Problem 1 — Fixing Underfitting: Network Size

  1. Train your network with at least four different hidden layer sizes: 10, 50, 100, and 200 neurons. Use 'adam' as your optimizer, 50 max epochs, and learn_rate = 0.001 (the Adam default — a stable starting point). For each run, record the test accuracy.
  2. For each architecture, examine the Training Progress window and report what you observe. Does the pattern change as the network grows? At what hidden-layer size, if any, do you see a transition in behavior?

Problem 2 — Inducing and Controlling Overfitting

  1. Using a very large network on limited data is a reliable way to produce overfitting. Create a small subset (30 images per class, 300 total) and train a large network on it. Run the experiment twice — once with early stopping active ('ValidationPatience', 6) and once with it disabled ('ValidationPatience', Inf). Use 200 max epochs and 'adam' with its default learning rate.
    rng(356);
    imds_small = splitEachLabel(imds, 30, 'randomize');
    [imds_s_train, imds_s_test] = splitEachLabel(imds_small, 0.8, 'randomize');
    
    % Flatten (same pattern as Lesson 36 example)
    imgs_s    = readall(imds_s_train);
    v_s       = cellfun(@(I) double(I(:))/255, imgs_s, 'UniformOutput', false);
    X_s_train = [v_s{:}]';
    imgs_st   = readall(imds_s_test);
    v_st      = cellfun(@(I) double(I(:))/255, imgs_st, 'UniformOutput', false);
    X_s_test  = [v_st{:}]';
    Y_s_train = imds_s_train.Labels;
    Y_s_test  = imds_s_test.Labels;
    
    layers_big = [
        featureInputLayer(784)
        fullyConnectedLayer(200)
        reluLayer
        dropoutLayer(0.3)
        fullyConnectedLayer(10)
        softmaxLayer
        classificationLayer
    ];
    
    % Run 1: early stopping active
    opts1 = trainingOptions('adam', 'MaxEpochs', 200, ...
        'ValidationData',     {X_s_test, Y_s_test}, ...
        'ValidationPatience', 6, ...
        'Plots', 'training-progress', 'Verbose', false);
    net1 = trainNetwork(X_s_train, Y_s_train, layers_big, opts1);
    
    % Run 2: early stopping disabled
    opts2 = trainingOptions('adam', 'MaxEpochs', 200, ...
        'ValidationData',     {X_s_test, Y_s_test}, ...
        'ValidationPatience', Inf, ...
        'Plots', 'training-progress', 'Verbose', false);
    net2 = trainNetwork(X_s_train, Y_s_train, layers_big, opts2);
    
  2. Examine the Training Progress plot for Run 2 (no early stopping). Do you see the overfitting pattern? Approximately which epoch does validation accuracy reach its maximum?
  3. Compare the final test accuracy of Run 1 (early stopping) vs. Run 2 (no early stopping). Does early stopping help? Why?

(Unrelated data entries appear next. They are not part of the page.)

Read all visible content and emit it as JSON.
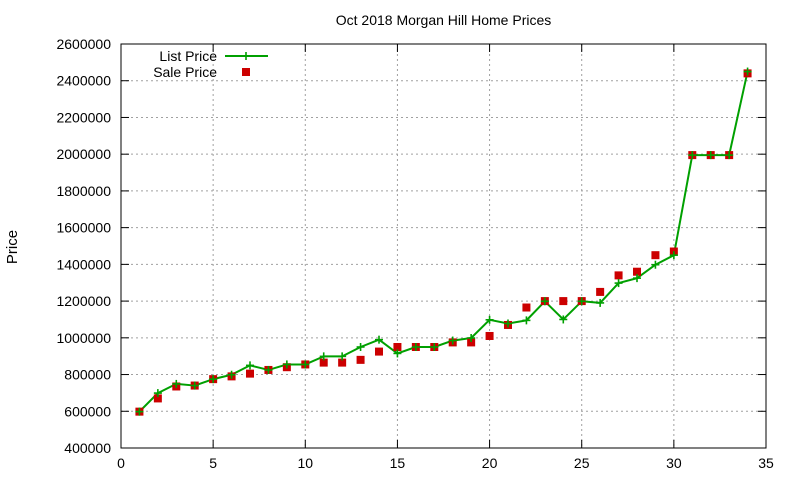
{
  "chart_data": {
    "type": "line",
    "title": "Oct 2018 Morgan Hill Home Prices",
    "xlabel": "",
    "ylabel": "Price",
    "xlim": [
      0,
      35
    ],
    "ylim": [
      400000,
      2600000
    ],
    "xticks": [
      0,
      5,
      10,
      15,
      20,
      25,
      30,
      35
    ],
    "yticks": [
      400000,
      600000,
      800000,
      1000000,
      1200000,
      1400000,
      1600000,
      1800000,
      2000000,
      2200000,
      2400000,
      2600000
    ],
    "grid": true,
    "legend_position": "top-left",
    "colors": {
      "list": "#00a000",
      "sale": "#cc0000"
    },
    "series": [
      {
        "name": "List Price",
        "style": "line-points",
        "x": [
          1,
          2,
          3,
          4,
          5,
          6,
          7,
          8,
          9,
          10,
          11,
          12,
          13,
          14,
          15,
          16,
          17,
          18,
          19,
          20,
          21,
          22,
          23,
          24,
          25,
          26,
          27,
          28,
          29,
          30,
          31,
          32,
          33,
          34
        ],
        "y": [
          598000,
          699000,
          749000,
          740000,
          775000,
          799000,
          850000,
          825000,
          855000,
          855000,
          899000,
          899000,
          950000,
          990000,
          915000,
          950000,
          950000,
          985000,
          999000,
          1098000,
          1078000,
          1095000,
          1199000,
          1100000,
          1199000,
          1190000,
          1298000,
          1325000,
          1398000,
          1450000,
          1995000,
          1995000,
          1995000,
          2450000
        ]
      },
      {
        "name": "Sale Price",
        "style": "points",
        "x": [
          1,
          2,
          3,
          4,
          5,
          6,
          7,
          8,
          9,
          10,
          11,
          12,
          13,
          14,
          15,
          16,
          17,
          18,
          19,
          20,
          21,
          22,
          23,
          24,
          25,
          26,
          27,
          28,
          29,
          30,
          31,
          32,
          33,
          34
        ],
        "y": [
          598000,
          670000,
          735000,
          740000,
          775000,
          790000,
          805000,
          825000,
          840000,
          855000,
          865000,
          865000,
          880000,
          925000,
          950000,
          950000,
          950000,
          975000,
          975000,
          1010000,
          1070000,
          1165000,
          1200000,
          1200000,
          1200000,
          1250000,
          1340000,
          1360000,
          1450000,
          1470000,
          1995000,
          1995000,
          1995000,
          2440000
        ]
      }
    ]
  }
}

Problem 3 — Effect of Learning Rate

  1. Return to the full 200-per-class dataset and your best architecture from Problem 1. Switch to SGD with momentum ('sgdm') and try at least four learning rates (e.g., 0.001, 0.01, 0.1, 0.5). Use 100 max epochs, mini-batch size 64, and momentum 0.9. For each run record the test accuracy and describe the shape of the Training Progress curve.
    lr = 0.01;   % vary this
    opts = trainingOptions('sgdm', ...
        'MaxEpochs',        100, ...
        'MiniBatchSize',    64, ...
        'InitialLearnRate', lr, ...
        'Momentum',         0.9, ...
        'ValidationData',   {X_test, Y_test}, ...
        'Plots',            'training-progress', ...
        'Verbose',          false);
    net    = trainNetwork(X_train, Y_train, layers, opts);
    Y_pred = classify(net, X_test);
    acc    = 100 * mean(Y_pred == Y_test);
    fprintf('lr=%.3f  Test acc: %.1f%%\n', lr, acc);
    
  2. For the learning rate that gave the best accuracy, include the Training Progress plot in your submission. Which of the four curve patterns from Figure 2 of the lesson does it most resemble?
  3. Now retrain with 'adam' (keeping all other options the same, and removing the explicit InitialLearnRate so it uses the Adam default of 0.001). Compare its test accuracy and convergence speed to your best 'sgdm' result. Was Adam better or worse? Explain in 2–3 sentences what advantage Adam provides even if its peak accuracy on this problem is lower than a well-tuned SGDM.